I want to use some of my recent experiences as an example. Lately, I’ve been overcome with some stress from my personal and professional life. However, I had a good day overall today. Yet, sadness somehow managed to envelope me to the point I was bawling out my eyes. Even coming out of it, I still don’t understand why it came over me as hard as it did.

    Thus, in regards to all of what I expressed, I just wanted to say that being sad is okay. It’s okay to feel unhappy. It’s okay to need to be alone. And, it’s okay to cry. However, we aren’t able to remain in sadness. We should embrace it, and let it go as if it’s an old friend. We are able to learn from it, and apply those lessons to our present and future.

I think the problem with a lot of people-including myself-is that we sometimes tend to stay stuck in our sadness because of a few reasons: it’s comfortable to where it feels safe; we’re sometimes scared to leave because of fears; and it doesn’t necessarily require work. We need to leave our sadness behind us and move on to hope and joy.

How are we able to strive for hope and joy? We need to overcome our sadness. We’re able to do so through some possible solutions:

  1. Partake in hobbies and activities you love, such as games, sports, art, music, reading, and writing.
  2. Surround yourself with positive people who’ll support you and love on you, even if they don’t understand exactly how you’re feeling.
  3. Receive help if your emotions become so severe and unmanageable through avenues such as therapy and medication.
  4. Reflect on your sadness and how you’re able to grow from it.

    Lastly, understand that sadness will always occur; but, it will also always end, and you never have to go through it alone.

Reference:

https://www.merriam-webster.com/dictionary/sadness

Healing Takes Time

    We live in a pain-filled world. We will unfortunately run into the mouth of humiliation. We may encounter the hand of trauma. And, we may stumble into the depths of agony. However, we are able to heal from such sorrows-though, the wounds we carry may not heal overnight. Sometimes, time is needed in our quest of healing.
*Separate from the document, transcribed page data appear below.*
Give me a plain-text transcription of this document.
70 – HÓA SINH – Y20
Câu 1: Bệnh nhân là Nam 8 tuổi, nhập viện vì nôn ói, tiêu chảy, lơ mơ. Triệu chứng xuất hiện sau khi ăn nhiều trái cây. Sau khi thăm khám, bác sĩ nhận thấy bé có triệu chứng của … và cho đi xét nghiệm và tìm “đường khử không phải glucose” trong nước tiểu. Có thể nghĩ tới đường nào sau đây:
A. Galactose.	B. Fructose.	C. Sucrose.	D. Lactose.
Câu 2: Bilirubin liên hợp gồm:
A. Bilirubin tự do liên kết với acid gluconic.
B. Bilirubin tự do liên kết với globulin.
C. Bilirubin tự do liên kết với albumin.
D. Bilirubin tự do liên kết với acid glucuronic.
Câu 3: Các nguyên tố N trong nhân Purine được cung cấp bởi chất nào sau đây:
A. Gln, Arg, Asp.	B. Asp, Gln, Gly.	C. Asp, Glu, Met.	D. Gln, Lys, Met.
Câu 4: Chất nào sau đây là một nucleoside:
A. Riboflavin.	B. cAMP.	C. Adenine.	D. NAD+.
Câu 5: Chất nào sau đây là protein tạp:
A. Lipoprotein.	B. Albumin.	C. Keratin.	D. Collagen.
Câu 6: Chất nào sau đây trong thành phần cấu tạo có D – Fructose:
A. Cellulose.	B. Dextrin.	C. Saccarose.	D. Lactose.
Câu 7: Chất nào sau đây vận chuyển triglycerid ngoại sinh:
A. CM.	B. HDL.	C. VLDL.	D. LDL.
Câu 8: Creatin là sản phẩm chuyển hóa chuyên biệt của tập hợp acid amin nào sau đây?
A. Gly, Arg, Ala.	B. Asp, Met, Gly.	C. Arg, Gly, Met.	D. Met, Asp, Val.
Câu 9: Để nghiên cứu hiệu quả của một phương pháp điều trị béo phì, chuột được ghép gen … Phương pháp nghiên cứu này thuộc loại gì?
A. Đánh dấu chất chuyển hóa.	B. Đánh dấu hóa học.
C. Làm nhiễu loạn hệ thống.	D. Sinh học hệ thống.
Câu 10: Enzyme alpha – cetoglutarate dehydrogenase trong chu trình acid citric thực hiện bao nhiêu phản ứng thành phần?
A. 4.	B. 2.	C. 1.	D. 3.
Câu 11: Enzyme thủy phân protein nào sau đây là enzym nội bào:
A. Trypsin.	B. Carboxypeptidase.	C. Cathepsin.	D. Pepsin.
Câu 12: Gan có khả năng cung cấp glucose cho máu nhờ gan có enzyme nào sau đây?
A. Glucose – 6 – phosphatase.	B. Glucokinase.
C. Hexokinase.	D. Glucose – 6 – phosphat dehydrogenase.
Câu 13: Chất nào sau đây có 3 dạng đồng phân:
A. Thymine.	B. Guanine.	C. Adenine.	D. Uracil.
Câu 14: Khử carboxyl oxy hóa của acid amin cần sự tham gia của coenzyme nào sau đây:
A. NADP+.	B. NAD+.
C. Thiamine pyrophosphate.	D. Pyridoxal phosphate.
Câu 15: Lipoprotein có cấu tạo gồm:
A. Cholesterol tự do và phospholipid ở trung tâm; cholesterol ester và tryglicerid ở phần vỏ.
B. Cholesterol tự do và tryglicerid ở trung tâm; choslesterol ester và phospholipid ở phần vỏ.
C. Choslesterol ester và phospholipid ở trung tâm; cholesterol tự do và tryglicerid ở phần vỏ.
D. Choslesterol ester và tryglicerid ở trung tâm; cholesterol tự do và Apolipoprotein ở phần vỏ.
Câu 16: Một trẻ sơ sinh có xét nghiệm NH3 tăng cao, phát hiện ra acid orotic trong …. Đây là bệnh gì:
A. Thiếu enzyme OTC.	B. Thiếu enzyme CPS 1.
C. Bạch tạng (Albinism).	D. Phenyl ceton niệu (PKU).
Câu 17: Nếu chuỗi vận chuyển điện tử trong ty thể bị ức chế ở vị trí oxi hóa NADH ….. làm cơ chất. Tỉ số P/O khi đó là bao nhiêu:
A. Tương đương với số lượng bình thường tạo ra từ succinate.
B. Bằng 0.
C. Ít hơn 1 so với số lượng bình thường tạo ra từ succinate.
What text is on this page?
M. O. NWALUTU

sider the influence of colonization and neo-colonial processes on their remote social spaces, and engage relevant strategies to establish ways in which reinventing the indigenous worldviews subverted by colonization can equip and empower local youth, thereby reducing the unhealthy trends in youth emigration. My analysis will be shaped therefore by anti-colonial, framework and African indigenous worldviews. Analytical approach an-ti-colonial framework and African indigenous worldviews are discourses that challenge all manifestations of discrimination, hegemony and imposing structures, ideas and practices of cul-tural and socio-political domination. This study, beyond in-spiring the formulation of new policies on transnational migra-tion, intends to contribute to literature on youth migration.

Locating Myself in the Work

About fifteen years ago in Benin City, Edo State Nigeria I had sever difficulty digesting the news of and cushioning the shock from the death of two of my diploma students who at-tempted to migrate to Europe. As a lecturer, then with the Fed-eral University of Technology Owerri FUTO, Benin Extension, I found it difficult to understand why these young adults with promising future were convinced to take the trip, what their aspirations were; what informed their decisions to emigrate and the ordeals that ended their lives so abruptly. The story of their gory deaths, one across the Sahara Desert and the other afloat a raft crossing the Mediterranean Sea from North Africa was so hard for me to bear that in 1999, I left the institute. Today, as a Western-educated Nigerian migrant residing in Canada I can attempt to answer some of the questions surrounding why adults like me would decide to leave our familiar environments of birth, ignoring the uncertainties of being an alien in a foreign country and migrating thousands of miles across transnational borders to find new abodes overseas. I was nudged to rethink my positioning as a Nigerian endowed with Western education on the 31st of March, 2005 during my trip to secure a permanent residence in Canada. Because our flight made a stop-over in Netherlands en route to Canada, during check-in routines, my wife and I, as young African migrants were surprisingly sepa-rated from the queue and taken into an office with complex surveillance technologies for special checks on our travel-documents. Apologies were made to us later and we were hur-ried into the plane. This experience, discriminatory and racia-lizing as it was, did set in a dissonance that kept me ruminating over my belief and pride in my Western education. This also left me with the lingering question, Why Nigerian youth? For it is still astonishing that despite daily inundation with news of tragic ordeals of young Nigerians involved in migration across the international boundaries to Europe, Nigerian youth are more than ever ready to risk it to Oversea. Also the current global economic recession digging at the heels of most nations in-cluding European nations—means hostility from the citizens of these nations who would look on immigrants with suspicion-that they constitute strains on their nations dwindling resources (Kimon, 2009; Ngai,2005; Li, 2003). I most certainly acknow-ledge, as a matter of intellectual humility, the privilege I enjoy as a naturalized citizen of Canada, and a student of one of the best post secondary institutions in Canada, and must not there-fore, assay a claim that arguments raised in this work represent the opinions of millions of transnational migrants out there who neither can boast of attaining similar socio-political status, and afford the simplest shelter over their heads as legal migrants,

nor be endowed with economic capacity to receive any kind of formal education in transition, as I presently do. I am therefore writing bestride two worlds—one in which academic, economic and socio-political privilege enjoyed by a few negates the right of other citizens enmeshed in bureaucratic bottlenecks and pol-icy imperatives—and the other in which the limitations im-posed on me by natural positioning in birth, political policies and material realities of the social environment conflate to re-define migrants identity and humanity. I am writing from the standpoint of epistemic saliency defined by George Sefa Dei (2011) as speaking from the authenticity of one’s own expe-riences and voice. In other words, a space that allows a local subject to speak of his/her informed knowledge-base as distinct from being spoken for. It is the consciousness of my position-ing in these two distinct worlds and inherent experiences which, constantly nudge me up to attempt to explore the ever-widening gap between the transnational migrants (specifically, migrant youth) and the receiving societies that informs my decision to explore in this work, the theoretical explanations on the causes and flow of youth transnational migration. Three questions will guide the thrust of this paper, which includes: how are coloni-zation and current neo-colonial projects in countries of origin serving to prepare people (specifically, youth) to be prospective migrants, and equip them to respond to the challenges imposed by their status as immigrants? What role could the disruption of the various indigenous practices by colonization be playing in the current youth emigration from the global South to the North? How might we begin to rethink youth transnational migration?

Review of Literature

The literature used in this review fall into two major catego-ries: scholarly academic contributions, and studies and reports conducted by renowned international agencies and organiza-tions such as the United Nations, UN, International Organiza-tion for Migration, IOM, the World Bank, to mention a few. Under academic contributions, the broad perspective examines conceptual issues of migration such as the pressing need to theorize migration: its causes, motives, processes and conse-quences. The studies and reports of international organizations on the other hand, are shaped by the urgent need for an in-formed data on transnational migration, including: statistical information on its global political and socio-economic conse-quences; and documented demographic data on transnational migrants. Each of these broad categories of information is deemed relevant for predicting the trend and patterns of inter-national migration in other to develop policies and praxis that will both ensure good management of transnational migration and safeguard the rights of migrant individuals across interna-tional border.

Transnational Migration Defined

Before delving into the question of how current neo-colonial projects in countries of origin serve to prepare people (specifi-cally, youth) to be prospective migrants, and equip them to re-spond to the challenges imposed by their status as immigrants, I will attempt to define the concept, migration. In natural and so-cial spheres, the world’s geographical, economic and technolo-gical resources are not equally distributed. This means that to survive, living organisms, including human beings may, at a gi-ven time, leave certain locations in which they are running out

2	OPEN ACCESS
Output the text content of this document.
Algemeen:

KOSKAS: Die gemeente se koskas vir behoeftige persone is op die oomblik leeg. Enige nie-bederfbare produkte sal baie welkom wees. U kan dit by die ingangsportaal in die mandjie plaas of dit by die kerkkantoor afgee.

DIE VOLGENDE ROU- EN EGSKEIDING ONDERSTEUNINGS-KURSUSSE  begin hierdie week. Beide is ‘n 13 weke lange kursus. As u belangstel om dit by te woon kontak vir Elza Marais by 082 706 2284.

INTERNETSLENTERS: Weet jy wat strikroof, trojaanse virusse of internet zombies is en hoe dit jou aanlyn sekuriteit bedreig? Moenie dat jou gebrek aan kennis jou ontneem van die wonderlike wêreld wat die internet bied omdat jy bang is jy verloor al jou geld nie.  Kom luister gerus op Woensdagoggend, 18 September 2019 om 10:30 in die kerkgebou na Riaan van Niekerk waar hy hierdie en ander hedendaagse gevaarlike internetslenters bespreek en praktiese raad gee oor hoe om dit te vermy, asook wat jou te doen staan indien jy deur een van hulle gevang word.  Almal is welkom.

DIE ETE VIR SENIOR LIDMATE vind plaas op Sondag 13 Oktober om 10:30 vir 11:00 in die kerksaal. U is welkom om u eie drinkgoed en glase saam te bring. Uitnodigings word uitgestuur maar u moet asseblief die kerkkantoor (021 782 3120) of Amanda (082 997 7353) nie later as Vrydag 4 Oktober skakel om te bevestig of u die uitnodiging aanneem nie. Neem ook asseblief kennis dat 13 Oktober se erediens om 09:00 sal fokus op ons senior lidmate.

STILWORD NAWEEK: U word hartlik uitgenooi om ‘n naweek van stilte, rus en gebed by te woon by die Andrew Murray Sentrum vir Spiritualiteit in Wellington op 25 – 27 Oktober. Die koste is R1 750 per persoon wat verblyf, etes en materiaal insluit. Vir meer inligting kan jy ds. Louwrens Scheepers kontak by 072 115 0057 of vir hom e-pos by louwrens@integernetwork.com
    So, what does this mean for us? How are we able to come to terms with the things we’ve endured? We need to evaluate the root of the problems. The root of a problem is able to be pulled out and analyzed. Yet, the root may be stuck for a while. It may be examined and prodded to uncover the meaning of the problem-and how it may have one or more solutions. Opening doors of grief and pain may be part of the process-but, in order to heal from the wounds, we ironically have to let them bleed.

    We will never heal if we avoid what we’ve witnessed. We will never be able to move on from certain moments in our lives if we don’t acknowledge they’ve happened to us. We will never taste the feeling of closure if we don’t close the door on the past. None of this is encouraging the past to be forgotten; rather, such concepts are encouraging us to not allow our pasts to negatively affect our lives and others’ lives. But, we’re only able to heal in time.

    Not only do we live in a pain-filled world, we live in a fast-paced world. We’re encouraged to just “get over things” and to not let them “get to us.” On the contrary, such methods don’t bring solutions, closure, or healing: they put a temporary bandage on a festering sore.

    Healing has to take time. Healing has to be a process of tears, vulnerability, epiphany, triumph, and declaration. Healing is not able to be a quick solution that occurs with the snap of our fingers. Healing should definitely not be avoided out of fear of confronting such issues or people. Healing needs to be met, accepted, and valued; it is able to help a person grow and to overcome pain.

    Healing may be scary; it may be time-consuming. But, healing is worth it for our mental, spiritual, and emotional health.